Scientific discoveries, such as those which are celebrated with Nobel Prizes, rarely, if ever, reflect the work of one individual. Scientists sometimes work together and often race against each other. Thus the Prize can be, and often is, awarded to more than one individual; in the case of the Nobel Prize, the number of awardees can not exceed three. The accounts of Drs. Damadian and Lauterbur reveal them both to be egotistical, driven scientists. Each believes they had, at minimum, an important, if not crucial role to play in the development of an extremely important technology.
The career paths they pursued after their early work in MRI were quite different. Paul Lauterbur is a career academic scientist. Raymond Damadian, a physician, was an outsider from the outset. He became more of an outsider when he became a businessman and pursued his rights in patent court. Some have even questioned his religious beliefs in relation to his scientific background -- he is a creationist who does not believe in evolution. He has also been driven, throughout his career, not only by the desire to make a difference for the human race -- perhaps by conquering cancer -- but also by the need to be acknowledged for his contribution. The ultimate recognition for such a contribution is the Nobel Prize.

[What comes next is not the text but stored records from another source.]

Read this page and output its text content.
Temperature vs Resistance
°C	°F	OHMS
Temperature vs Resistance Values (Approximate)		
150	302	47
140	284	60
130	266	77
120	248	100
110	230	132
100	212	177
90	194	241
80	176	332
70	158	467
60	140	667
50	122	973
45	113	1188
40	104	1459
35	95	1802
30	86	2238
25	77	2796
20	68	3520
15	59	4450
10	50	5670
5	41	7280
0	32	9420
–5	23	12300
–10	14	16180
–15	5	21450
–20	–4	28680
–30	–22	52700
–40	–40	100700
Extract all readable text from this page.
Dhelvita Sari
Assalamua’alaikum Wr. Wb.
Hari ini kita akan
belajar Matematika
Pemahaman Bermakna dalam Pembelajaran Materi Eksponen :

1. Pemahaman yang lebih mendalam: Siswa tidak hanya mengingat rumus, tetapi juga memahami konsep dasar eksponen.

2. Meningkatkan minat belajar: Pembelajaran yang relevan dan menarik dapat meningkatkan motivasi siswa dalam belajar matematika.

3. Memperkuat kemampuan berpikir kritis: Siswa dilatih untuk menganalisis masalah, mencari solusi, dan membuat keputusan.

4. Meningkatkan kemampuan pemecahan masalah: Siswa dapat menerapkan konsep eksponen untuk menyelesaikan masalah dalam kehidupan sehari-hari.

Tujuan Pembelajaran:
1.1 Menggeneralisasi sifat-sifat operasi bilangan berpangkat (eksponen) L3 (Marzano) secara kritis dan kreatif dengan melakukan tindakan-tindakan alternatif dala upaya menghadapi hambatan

It seems clear that Drs. Lauterbur and Mansfield made contributions to the MRI worthy of such acknowledgement. On the other hand, would they have pursued their important work leading to practical images of the human body had Raymond Damadian not established that normal and cancerous tissue would produce different images? Since the award could have been given to three scientists and was only given to two, not naming Damadian seems to be a serious and purposeful omission. Even the press release of the Chancellor of the State University of New York, Robert L. King, congratulating Dr. Lauterbur for winning the Nobel Prize acknowledges Damadian's work at the same university. Damadian, through his company, has taken out full-page ads in leading newspapers claiming he was wronged and asking supporters to contact the Nobel Committee. There is no official appeals process and the Committee has never changed awardees in previous controversial situations. The ads have evoked both intense criticism and support in the popular and academic press.
There are examples in Nobel history of precursor discoveries being included in the awards and there are other examples where seemingly logical discoveries were not acknowledged with an award. The deliberations of the Nobel Committee and the basis for their decisions regarding awardees remain closed for 50 years. Only then will the world know what contributed to their decision to leave Damadian out. Nobel Prize winners assume an elite place in the historical record, however, and Damadian is concerned that history will therefore not acknowledge his role. Nobel Prizes should be awarded for discoveries, not for personality or religious beliefs. If personality were a factor, Nobel himself might not have won his Prize. According to Peter Landers in the Wall Street Journal, Nobel, a successful businessman who made his fortune in dynamite, often got into patent battles and was a notoriously difficult man. Burton Feldman in The Nobel Prize reports that Nobel once said that friends are "found only among dogs, whom we feed with the flesh of others, and amongst worms, whom we feed with our own."